Ucraina: Caritas Siena, raccolta di fondi a favore delle missioni dell’Opera Don Orione

La Caritas di Siena-Colle di Val D’Elsa-Montalcino avvia una raccolta di fondi a favore delle missioni dell’Opera Don Orione in Ucraina. In particolare per il centro coordinato dalle Suore di Don Orione a Korotycz, nelle vicinanze di Charkiv, dove vengono accolte 40 mamme e bambini, che non sono riuscite a spostarsi e vivono con loro questo momento di grande tensione. Ma anche per il monastero Don Orione di Leopoli dove i religiosi orionini hanno realizzato un centro di accoglienza per i rifugiati che stanno arrivando da tutto il Paese.
La Caritas diocesana è in contatto con la curia generale dell’Opera Don Orione per avere giorno per giorno l’aggiornamento sulla situazione. Tutti coloro che vorranno aderire a questa iniziativa potranno inviare la propria offerta alla Fondazione Opera diocesana per la carità – onlus con la causale Progetto Ucraina. “Abbiamo pensato – spiega il card. Augusto Paolo Lojudice, arcivescovo di Siena-Colle di Val D’Elsa-Montalcino – di impegnarci in un progetto preciso, che possa avere subito una ricaduta e utilità su una realtà particolare dell’Ucraina e grazie alla conoscenza di alcuni religiosi e religiose orionine abbiamo pensato di avviare una raccolta di fondi a favore di due centri che in questo momento sono ‘in prima linea’ nel sostegno e nell’accoglienza di quanti fuggono dalla guerra”. “Appena sarà possibile – aggiunge il card. Lojudice – valuteremo, insieme alla Caritas nazionale, la possibilità di accoglienza dei profughi ucraini sul nostro territorio con dei corridoi umanitari ad hoc”.
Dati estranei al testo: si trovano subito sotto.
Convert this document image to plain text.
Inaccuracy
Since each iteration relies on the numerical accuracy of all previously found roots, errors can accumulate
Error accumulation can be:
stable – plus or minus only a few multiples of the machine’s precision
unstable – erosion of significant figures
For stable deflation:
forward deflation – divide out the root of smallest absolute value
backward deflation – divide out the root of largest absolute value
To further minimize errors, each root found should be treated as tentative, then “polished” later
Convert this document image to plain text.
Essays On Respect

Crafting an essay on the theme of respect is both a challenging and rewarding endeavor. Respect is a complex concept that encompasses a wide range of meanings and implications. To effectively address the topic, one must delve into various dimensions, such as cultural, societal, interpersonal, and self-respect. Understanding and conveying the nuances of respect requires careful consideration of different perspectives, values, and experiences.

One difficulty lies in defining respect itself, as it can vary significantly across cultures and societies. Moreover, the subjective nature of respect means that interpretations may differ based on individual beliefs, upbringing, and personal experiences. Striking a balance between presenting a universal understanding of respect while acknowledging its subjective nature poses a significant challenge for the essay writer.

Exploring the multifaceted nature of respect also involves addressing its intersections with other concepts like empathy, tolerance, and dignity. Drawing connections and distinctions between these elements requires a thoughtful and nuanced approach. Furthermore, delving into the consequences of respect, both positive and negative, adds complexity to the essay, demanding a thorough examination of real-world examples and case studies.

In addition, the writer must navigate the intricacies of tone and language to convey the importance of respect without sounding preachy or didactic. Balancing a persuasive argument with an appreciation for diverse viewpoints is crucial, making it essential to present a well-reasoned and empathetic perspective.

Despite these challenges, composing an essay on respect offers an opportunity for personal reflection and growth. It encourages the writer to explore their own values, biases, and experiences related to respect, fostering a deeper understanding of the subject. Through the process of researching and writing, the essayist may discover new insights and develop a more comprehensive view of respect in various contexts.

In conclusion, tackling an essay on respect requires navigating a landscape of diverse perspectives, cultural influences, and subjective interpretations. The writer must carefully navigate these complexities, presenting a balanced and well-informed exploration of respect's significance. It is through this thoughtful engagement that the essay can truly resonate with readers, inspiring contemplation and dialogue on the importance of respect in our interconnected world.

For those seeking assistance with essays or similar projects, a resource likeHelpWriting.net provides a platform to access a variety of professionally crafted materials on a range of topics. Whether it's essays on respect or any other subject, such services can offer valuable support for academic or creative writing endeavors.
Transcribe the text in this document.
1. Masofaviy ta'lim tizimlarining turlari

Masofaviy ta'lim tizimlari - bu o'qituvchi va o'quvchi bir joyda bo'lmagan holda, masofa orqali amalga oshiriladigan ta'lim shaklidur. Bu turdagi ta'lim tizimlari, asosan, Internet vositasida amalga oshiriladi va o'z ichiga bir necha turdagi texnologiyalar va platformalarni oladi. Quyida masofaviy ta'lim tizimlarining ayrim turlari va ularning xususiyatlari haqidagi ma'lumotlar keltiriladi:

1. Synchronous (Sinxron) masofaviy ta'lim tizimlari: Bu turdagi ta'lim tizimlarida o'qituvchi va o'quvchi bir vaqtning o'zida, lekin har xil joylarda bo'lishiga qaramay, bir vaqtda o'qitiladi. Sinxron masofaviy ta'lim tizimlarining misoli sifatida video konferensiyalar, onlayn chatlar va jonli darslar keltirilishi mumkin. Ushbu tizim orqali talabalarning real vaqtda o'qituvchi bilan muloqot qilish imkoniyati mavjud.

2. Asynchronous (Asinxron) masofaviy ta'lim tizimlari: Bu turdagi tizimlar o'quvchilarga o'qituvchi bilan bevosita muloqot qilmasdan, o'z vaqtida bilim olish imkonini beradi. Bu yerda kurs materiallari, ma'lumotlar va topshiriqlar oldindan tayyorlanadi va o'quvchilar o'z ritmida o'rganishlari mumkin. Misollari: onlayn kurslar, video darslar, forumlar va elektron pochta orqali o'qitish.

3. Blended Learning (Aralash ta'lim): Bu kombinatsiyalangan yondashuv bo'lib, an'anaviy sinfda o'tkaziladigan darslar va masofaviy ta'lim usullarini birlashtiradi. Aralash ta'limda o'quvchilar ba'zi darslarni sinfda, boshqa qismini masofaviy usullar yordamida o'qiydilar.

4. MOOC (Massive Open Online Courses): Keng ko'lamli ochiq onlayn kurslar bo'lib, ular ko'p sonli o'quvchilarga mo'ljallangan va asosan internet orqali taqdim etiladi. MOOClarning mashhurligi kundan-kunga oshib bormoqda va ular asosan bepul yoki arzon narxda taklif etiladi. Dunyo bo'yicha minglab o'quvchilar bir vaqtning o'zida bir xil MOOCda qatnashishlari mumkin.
“Inoltre – spiega Anna Ferretti, dell’equipe Caritas -, il cappellano della comunità ucraina di Siena, don Tarash, ha avviato anche una raccolta di materiale sanitario per il pronto intervento per ferite (garze, cerotti, disinfettante), salviette disinfettanti e igienizzante, materiale per l’igiene personale e casalingo, fazzoletti di carta, pannolini per bambini, alimenti di lunga conservazione, latte in polvere. Abbigliamento termico. Questo materiale verrà raccolto in due punti: nella parrocchia di Castellina Scalo e presso il centro Caritas dell’ Arbia. Appena sarà possibile tutto il materiale raccolto verrà inviato in Slovacchia e dalla Slovacchia alla frontiera Ucraina”.